Preliminary Experience of the Surpass Streamline Flow Diverter for Large and Giant Unruptured Internal Carotid Artery Aneurysms

Kosuke TERANISHI 1, Yumiko MISHIMA 1, Takahiko TANIGUCHI 2, Takashi FUJII 2, Senshu NONAKA 1, Takayuki KITAMURA 1,2, Akihide KONDO 1, Hidenori OISHI 1,2
PMCID: PMC9637403  PMID: 36070961

Abstract

As of January 2021, the Surpass Streamline (SS) is the most recently approved flow diverter in Japan. A total of 28 Japanese patients, including 9 clinical trial patients, with 28 large or giant unruptured internal carotid artery (ICA) aneurysms, underwent SS embolization at Juntendo University Hospital. Procedural failure occurred in two patients due to the difficulty to navigate the device in the tortuous parent artery. Therefore, 26 patients with 26 aneurysms were available for clinical and anatomical assessments. Patients' mean age was 62.6 years (range 46-86), and 24 patients (92.3%) were female. Mean aneurysm size and neck width were 15.4 mm and 7.7 mm, respectively, with 20 saccular and 6 fusiform aneurysms. Seven aneurysms were symptomatic due to the aneurysmal mass effect. Twenty patients underwent a 6-month follow-up angiography to evaluate the degree of occlusion. Anatomical outcomes were 12 (60%) complete occlusion (CO), 4 (20%) residual neck (RN), and 4 (20%) residual aneurysm. Favorable aneurysm occlusion consisted of CO, and RN was achieved in 16 (80.0%). There were no significant device stenoses. Aneurysmal mass effect improved in one and was unchanged in eight patients. There were three device-related complications, namely, delayed aneurysm rupture, minor ischemic stroke, and device occlusion (11.5%). One patient with minor ischemic stroke fully recovered before 30 days, and our series showed 7.7% risk of major ipsilateral stroke and neurological death at 30 days. The SS embolization for large and giant unruptured ICA aneurysms offers satisfactory anatomical and clinical outcomes with a low risk of device-related complications.

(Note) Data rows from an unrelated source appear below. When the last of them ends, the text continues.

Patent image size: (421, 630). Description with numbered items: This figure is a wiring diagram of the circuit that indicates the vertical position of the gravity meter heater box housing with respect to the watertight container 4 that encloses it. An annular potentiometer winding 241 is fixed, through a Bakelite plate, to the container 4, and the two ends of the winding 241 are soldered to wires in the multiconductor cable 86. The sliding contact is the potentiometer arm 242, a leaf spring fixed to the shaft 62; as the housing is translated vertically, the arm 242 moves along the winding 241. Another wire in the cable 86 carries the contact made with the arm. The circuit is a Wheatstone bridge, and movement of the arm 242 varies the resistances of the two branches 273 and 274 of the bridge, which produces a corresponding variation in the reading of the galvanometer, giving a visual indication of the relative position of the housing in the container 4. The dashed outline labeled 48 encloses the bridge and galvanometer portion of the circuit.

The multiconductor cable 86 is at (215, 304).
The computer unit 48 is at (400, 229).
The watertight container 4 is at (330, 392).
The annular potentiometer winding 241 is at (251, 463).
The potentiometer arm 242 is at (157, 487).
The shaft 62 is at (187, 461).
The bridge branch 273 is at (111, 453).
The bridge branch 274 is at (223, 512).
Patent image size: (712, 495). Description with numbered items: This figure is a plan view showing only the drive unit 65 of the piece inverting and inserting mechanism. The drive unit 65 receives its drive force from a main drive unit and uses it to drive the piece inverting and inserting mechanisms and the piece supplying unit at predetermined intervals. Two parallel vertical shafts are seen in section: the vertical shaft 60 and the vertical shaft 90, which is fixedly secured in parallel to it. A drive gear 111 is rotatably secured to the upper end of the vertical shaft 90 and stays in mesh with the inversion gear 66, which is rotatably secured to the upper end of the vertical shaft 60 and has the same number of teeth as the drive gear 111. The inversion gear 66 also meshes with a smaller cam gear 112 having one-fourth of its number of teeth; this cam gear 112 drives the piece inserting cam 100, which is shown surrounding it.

Keywords: internal carotid artery aneurysm, flow diverter, surpass streamline, Japanese population

Introduction

Coil embolization is widely used as an endovascular strategy for intracranial aneurysms. However, it carries high risks of long-term recanalization and retreatment, particularly in large or giant aneurysms.1) Furthermore, coil embolization could not satisfactorily be used to treat fusiform aneurysms with parent artery preservation. Recently, flow diverter (FD) therapy has become an important alternative endovascular strategy for large or giant unruptured intracranial aneurysms.2-5) Although various FDs made of different materials and with different delivery systems are available worldwide, there are currently three commercially available flow diverters in Japan, namely, the Pipeline Flex (Medtronic, New York, NY, USA), the FRED (Terumo, Tokyo, Japan), and the Surpass Streamline (SS) (Stryker, Tokyo, Japan). The SS is the newest in Japan that was most recently approved in January 2021.

Materials and Methods

This was a retrospective study conducted in a single center. Authors obtained local research approvals, and the need for informed consent was waived by respective research committees due to the retrospective nature of the study (E22-0005).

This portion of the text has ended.